Наверно, не стоило использовать бланк «Эрмитажа». Я поискал в своем «дипломате» лист чистой бумаги, но не нашел. Может быть, есть у Барбары, Я поискал в ее сумке. Там были бланки накладных с шапкой «Шкатулки Пандоры».

Стоп. Стоп. Черт побери! Я посмотрел на Барбару. Она спала глубоким сном. А что, если письмо подпишет Барбара? Не меняй ни слова, просто подпиши: «Барбара Ковак». Урсула ревновала Барбару, она хотела ее убить. Да, это наверняка подействует. Барбара была моим тузом в рукаве. Урсула приедет в Альбукерке, ожидая Барбару. А там буду я. Да, именно так. Замечательно!

Я решил не запечатывать билет вместе с письмом. Я бы сделал это, но только не Барбара. Тут же я проверил номер рейса и заказал для себя билет на более ранний рейс. Сейчас было полседьмого. Нужно послать письмо с посыльным.

Я мог представить, как Урсула читает письмо. Может ли она позвонить мне в офис? Ладно, я зайду туда на полчаса, прежде чем отправляться в аэропорт. Диане я расскажу ложную версию на тот случай, если Урсула почует западню и решит меня проверить. Неплохо придумано.

Я велел Барбаре отправляться прямо домой, не отвечать на телефонные звонки и не ходить в магазин, пока я не разберусь со страховкой. Я сказал ей, что позвоню ей позже в течение дня. Кажется, теперь все было решено. Если Урсула попытается взять с собой пистолет, ее не пустят в самолет. Я был доволен своей тактической выдумкой.

Мне не было ясно, что я стану делать, когда встречусь с ней наедине. Где-то в глубинах моего колотящегося сердца притаилась мысль о том, что я могу убить ее. Нет, это безумие. Но не Такое безумие, как мысль, что она может убить меня. Нервозность начала сменяться возбуждением.

Из кокона вылуплялся не симпатичный человек, а убийца. Неужели именно этого она все время хотела – найти того, кто уничтожит ее?

ВСЕМ, КОГО ЭТО МОЖЕТ КАСАТЬСЯ

Она стояла в переполненном зале аэропорта Альбукерке, курила и оглядывалась в поисках Барбары. Она была одета в свое безупречное черное шелковое платье. Рядом с ее ногами в туфлях на высоком каблуке стояла красная дорожная сумка. Проталкиваясь через толпу, я ухитрился подойти к ней сзади. Пусть испугается.

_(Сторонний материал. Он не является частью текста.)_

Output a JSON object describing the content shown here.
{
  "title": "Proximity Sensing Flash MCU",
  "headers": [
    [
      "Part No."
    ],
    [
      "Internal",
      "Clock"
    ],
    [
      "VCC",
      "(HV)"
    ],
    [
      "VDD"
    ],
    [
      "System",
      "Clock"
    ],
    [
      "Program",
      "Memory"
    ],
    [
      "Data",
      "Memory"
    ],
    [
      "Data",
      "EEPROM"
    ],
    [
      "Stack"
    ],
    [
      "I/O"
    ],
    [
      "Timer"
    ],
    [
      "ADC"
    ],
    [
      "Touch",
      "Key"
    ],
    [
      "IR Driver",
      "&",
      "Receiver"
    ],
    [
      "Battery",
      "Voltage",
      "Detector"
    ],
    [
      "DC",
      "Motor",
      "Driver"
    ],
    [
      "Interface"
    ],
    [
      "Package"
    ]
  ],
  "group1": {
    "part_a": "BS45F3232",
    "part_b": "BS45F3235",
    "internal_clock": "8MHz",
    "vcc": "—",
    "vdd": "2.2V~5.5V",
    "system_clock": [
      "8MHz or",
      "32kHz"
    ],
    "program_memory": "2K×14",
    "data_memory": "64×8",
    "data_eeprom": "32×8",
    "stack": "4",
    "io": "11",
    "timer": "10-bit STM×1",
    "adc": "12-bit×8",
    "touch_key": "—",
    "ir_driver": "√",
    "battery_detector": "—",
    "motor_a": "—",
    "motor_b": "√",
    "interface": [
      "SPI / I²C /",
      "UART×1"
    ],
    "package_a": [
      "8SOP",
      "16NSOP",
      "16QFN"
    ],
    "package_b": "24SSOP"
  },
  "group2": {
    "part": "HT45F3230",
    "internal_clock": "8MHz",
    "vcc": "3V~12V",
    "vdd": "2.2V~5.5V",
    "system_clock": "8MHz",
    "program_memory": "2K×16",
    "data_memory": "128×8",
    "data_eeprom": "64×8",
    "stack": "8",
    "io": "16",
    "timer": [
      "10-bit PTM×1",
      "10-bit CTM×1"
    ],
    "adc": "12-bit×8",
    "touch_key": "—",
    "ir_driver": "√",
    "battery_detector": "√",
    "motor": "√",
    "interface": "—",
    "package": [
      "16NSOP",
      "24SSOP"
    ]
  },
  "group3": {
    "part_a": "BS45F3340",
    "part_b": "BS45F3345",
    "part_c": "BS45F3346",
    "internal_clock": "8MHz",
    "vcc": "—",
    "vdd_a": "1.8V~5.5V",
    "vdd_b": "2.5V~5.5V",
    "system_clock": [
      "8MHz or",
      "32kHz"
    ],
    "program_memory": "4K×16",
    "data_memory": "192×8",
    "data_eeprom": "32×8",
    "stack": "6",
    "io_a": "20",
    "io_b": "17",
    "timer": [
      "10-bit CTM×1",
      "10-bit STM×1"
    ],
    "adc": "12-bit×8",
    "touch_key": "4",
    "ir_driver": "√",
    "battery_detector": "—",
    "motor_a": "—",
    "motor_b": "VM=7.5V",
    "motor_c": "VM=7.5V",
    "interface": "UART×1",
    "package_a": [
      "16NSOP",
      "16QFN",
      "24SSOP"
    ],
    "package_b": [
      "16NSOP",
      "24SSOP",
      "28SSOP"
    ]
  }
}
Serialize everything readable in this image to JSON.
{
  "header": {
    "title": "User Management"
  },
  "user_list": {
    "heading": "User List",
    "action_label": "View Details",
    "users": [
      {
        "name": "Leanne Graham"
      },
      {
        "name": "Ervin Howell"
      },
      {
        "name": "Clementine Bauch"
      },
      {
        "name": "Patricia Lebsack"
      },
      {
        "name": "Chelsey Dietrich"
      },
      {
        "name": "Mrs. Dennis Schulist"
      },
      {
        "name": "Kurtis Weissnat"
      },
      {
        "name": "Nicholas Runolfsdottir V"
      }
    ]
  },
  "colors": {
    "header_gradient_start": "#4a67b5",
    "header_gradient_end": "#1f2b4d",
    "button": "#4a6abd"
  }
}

Так и случилось. Я положил руку ей на плечо. Урсула подпрыгнула и обернулась, потеряв равновесие – возможно, из-за своей хромоты и острых каблуков. Она едва не упала, и мне пришлось поддержать ее. Я ухватил ее крепче, чем было необходимо.

– Осторожнее, – предупредил я не без издевки.

– Вы вдвоем? – спросила Урсула. Она ожидала Барбару. Очень хорошо. Я привел ее в замешательство. Великолепно.

– Нет. Письмо написал я.

Я крепко сжимал ее за руку. Теперь и она поняла, каково чувствовать себя одураченной.

– Я не знаю, зачем я все это делала. Я не хотела.

– Да, но все же ты сделала.

– Я ревновала. Я не причиню ей зла. Я ни в чем ее не виню. – Она опустила голову и прижалась к моему плечу. – Пожалуйста, прости меня. Пожалуйста.

Она никогда ни о чем не просила меня раньше. Искренна она сейчас или это уловка?

– Идем, – сказал я. Я был непреклонен. Нужно избавиться от нее. Потом мы больше никогда друг друга не увидим. Все очень просто.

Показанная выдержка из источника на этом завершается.